L’ancien élève décrit également les coups de lacets avec des clés du surveillant général ou encore les coups de santiags, alors que dans sa famille, déjà, c’était difficile, dit-il. « Subir ça derrière, innocemment, sans raison aucune, c’est un ravage. Ça détruit une partie de votre vie. Vous ne pouvez pas sortir indemne de violences comme ça ». Comme lui, ils sont une quinzaine à décrire des méthodes éducatives violentes dans un collectif animé par un autre ancien élève. Ce dernier a été blessé.
« Une violence physique qui m’a perforé le tympan »
« Moi, je témoigne d’être victime d’une violence physique qui m’a perforé le tympan gauche en 1987, de la part du surveillant général de l’établissement de Garaison », explique Philippe dans la vidéo ci-dessus, évoquant une gifle dont il garde un certificat médical. Il a ensuite quitté l’établissement.
De 1984 à 1987, Christophe, lui, était en CM1, CM2 et sixième. « C’était beaucoup plus grave avec un surveillant qu’on surnommait ‘le Crabe’. Quand on prenait des gifles, d’ailleurs, des fois, on la prenait sur le nez, on partait le nez en sang », confie celui qui préfère témoigner à visage caché.
Un ancien élève de Notre-Dame de Garaison vient de déposer la première plainte pour violences aggravées et viols. Dans un communiqué, la direction actuelle ne conteste pas les châtiments corporels par le passé, affirmant qu’ils sont totalement proscrits aujourd’hui.
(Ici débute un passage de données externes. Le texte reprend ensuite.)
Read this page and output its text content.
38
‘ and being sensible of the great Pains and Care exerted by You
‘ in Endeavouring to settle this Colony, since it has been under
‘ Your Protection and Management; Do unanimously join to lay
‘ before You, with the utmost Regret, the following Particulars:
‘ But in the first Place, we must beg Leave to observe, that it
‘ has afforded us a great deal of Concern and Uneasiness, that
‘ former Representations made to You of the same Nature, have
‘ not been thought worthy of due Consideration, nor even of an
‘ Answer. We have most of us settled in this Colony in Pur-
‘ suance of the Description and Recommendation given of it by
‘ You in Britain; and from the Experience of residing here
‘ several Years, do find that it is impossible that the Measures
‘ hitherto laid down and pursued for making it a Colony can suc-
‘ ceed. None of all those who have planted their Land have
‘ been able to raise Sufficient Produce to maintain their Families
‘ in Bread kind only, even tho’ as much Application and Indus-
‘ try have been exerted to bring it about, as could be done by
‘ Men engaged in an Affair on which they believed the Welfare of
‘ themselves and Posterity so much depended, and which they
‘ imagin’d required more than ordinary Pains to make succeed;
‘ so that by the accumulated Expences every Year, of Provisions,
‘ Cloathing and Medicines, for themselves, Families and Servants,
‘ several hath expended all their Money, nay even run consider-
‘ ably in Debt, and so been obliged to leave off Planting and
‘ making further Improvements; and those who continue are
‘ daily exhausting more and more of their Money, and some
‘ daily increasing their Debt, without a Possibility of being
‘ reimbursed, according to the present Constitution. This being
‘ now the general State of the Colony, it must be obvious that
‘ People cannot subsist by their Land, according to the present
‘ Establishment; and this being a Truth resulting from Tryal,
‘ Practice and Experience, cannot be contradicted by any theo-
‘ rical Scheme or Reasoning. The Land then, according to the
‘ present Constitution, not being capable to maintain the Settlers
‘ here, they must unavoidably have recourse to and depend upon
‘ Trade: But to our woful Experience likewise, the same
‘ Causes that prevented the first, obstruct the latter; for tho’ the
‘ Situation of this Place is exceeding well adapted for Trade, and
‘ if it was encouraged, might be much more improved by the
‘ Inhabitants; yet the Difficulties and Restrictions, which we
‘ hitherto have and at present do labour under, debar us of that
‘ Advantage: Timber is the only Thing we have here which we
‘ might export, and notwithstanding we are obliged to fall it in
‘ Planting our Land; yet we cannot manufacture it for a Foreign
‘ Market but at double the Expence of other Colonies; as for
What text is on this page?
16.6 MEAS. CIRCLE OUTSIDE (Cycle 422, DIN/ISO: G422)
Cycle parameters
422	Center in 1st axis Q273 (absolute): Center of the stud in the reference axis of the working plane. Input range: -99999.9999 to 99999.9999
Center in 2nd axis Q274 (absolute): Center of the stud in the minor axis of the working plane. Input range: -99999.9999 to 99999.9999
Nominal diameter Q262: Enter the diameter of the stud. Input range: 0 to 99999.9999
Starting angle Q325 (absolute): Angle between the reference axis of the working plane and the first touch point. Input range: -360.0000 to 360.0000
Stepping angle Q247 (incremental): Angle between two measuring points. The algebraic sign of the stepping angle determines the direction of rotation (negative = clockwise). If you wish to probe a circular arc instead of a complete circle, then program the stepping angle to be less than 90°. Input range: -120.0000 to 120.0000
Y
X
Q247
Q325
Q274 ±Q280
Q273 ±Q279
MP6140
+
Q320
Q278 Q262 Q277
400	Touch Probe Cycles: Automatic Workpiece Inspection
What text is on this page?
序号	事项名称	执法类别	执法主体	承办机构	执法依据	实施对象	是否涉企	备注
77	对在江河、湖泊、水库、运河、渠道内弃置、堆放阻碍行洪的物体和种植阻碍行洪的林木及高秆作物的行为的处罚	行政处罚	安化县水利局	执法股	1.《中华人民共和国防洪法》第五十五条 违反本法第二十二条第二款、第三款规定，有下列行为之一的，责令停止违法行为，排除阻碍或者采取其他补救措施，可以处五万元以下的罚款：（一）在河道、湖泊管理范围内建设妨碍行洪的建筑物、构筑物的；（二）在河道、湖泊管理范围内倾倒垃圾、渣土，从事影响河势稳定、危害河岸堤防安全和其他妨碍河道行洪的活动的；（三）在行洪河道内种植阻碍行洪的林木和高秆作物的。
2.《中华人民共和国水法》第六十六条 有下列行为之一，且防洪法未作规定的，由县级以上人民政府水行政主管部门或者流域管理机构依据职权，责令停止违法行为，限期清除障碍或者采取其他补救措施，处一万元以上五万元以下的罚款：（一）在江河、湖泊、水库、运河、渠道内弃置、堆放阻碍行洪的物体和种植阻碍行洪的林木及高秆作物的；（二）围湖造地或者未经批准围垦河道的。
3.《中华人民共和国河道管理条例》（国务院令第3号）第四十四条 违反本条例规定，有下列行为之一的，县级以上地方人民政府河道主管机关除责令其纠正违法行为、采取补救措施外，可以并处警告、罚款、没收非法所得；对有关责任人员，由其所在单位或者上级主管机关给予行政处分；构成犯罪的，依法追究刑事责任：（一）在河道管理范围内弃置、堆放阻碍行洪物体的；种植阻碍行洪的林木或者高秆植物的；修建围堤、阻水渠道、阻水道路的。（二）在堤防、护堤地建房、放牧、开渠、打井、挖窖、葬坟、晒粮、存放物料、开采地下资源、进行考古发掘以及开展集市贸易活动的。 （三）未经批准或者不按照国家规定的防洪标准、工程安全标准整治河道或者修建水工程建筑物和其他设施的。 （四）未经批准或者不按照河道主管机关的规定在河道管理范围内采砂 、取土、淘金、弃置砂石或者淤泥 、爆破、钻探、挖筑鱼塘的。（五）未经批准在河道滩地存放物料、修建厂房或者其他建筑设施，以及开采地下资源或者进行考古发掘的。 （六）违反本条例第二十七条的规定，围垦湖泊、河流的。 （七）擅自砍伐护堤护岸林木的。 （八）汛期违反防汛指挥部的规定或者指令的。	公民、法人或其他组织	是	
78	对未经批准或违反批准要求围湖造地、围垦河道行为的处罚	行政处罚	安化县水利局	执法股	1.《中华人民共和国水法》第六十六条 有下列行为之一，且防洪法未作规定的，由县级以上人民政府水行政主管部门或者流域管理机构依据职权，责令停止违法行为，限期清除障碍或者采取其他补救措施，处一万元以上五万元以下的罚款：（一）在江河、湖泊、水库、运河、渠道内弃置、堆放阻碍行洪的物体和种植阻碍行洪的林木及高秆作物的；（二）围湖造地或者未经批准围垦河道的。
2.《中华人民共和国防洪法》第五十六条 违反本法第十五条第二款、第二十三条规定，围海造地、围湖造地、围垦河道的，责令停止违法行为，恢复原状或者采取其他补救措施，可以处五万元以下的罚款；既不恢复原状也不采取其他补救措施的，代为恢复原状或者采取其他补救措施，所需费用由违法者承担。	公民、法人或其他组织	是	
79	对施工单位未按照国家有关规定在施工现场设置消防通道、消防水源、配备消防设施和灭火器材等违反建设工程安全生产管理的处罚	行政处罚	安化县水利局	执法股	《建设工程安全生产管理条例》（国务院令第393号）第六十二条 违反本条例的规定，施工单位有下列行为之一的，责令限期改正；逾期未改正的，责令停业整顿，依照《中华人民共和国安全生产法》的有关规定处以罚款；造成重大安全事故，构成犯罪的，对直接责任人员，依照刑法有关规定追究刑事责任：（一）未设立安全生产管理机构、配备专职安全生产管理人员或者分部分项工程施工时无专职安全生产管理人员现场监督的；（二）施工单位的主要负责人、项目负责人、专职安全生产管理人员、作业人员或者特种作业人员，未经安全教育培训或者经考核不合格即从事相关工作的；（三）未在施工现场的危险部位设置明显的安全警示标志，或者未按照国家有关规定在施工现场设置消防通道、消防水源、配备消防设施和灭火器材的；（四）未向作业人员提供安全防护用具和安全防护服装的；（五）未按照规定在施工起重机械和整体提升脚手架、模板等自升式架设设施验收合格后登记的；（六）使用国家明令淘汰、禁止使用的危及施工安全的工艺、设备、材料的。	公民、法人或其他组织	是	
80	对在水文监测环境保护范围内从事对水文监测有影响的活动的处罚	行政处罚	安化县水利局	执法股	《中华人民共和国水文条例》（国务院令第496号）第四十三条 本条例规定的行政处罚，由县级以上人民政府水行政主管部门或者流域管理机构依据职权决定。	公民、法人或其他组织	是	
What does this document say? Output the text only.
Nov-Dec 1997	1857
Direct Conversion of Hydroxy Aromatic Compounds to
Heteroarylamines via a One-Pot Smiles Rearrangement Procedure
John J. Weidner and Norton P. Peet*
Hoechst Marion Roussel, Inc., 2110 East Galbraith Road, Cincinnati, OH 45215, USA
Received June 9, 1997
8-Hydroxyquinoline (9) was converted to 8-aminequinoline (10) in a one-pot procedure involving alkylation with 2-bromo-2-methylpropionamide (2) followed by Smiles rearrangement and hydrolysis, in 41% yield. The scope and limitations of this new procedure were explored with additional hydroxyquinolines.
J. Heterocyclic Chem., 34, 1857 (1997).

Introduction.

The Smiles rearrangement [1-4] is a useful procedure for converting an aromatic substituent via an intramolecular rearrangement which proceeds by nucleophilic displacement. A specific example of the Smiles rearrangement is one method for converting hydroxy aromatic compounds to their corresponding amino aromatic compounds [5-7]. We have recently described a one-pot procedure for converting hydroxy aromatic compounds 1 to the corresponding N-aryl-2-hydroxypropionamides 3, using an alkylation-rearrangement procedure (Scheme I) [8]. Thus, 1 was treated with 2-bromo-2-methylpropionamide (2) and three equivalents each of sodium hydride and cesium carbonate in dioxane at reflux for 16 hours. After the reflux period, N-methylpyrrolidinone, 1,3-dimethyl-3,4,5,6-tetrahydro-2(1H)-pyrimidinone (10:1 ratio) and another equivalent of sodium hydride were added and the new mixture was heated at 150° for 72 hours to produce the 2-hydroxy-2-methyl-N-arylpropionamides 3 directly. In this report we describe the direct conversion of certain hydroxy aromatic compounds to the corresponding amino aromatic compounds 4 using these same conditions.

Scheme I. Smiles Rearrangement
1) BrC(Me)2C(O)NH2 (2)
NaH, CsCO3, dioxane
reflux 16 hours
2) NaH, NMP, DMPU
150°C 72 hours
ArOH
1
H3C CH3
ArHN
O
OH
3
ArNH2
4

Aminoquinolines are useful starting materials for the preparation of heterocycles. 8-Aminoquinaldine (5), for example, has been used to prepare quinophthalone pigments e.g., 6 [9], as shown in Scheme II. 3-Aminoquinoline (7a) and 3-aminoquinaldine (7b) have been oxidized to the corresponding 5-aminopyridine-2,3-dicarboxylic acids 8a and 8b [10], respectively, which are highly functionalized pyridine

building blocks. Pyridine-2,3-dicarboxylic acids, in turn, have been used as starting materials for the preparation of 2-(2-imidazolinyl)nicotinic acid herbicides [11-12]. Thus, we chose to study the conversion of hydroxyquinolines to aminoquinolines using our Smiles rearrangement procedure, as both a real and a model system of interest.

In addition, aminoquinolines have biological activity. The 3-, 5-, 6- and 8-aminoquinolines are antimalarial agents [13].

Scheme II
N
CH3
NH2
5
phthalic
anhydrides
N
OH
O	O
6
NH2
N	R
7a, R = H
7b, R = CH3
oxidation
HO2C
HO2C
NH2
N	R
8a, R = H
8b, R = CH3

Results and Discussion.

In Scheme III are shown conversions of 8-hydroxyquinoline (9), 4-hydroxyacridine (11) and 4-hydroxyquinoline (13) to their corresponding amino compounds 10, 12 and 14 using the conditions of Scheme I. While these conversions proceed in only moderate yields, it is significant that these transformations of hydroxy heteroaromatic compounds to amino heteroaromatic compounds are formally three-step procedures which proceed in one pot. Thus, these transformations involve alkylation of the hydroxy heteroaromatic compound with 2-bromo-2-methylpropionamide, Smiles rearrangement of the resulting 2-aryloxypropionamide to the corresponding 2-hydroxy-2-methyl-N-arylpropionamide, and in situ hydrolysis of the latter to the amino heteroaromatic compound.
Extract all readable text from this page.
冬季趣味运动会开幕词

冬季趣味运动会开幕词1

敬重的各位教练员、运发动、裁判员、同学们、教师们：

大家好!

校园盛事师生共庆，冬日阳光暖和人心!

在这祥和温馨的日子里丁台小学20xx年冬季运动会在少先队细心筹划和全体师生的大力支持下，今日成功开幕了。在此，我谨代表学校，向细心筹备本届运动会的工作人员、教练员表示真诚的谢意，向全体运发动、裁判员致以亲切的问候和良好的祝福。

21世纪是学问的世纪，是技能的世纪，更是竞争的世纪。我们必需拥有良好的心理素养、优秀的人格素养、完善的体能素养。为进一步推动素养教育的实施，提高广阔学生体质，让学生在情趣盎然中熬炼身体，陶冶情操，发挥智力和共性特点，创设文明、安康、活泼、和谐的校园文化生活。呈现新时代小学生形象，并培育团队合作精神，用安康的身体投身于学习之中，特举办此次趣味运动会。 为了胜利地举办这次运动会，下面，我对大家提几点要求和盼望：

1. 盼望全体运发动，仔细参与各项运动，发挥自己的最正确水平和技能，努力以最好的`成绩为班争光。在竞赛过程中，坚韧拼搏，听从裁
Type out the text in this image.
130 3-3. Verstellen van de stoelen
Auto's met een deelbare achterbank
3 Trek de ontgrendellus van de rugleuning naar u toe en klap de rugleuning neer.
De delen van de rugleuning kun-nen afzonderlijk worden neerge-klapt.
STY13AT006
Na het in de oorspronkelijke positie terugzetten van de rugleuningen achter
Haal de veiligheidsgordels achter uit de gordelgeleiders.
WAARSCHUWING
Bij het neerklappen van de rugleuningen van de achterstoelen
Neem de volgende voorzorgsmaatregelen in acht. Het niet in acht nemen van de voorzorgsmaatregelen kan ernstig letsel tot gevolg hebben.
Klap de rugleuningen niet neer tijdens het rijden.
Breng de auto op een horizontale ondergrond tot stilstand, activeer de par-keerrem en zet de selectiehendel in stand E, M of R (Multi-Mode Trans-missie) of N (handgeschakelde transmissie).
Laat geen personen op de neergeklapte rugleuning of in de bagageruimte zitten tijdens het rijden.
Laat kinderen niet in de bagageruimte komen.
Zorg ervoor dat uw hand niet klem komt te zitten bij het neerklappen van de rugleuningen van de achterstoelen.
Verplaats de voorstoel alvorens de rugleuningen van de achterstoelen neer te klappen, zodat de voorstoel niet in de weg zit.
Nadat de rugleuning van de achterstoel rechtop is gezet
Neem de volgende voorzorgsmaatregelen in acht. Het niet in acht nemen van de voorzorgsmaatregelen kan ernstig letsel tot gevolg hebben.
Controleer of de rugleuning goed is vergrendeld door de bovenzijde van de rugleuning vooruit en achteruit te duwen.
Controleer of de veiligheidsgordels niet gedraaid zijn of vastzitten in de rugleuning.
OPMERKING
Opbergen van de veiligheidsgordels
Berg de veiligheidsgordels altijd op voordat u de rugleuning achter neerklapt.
Dans le sillage de l’affaire Bétharram, de nouvelles voix s’élèvent aussi au collège Saint-François Xavier d’Ustaritz au Pays Basque. « Saint-François-Xavier, c’était un tournant de ma vie. Je me suis retrouvé coincé dans un coin de la cour par des élèves. En résumé, sous la forme d’un jeu, l’un d’entre eux m’a fait mettre le ventre sur ses genoux. Je portais un petit short de sport », témoigne Cyril Ganne, en train de décrire un viol et un basculement de sa vie à l’âge de 9 ans, en CM2. Le quinquagénaire évoque les conséquences sur sa vie d’adulte, sa difficulté à faire confiance aux autres. Sa vie en est transformée, dit-il. Il témoigne également de violences de la part d’un surveillant. « On avait des gifles, de temps en temps, en guise de sanctions. Un jour, ce surveillant m’a frappé en tournant sa chevalière à l’intérieur de la main. Je suis rentré à la maison avec la marque de la chevalière sur la tempe », confie-t-il.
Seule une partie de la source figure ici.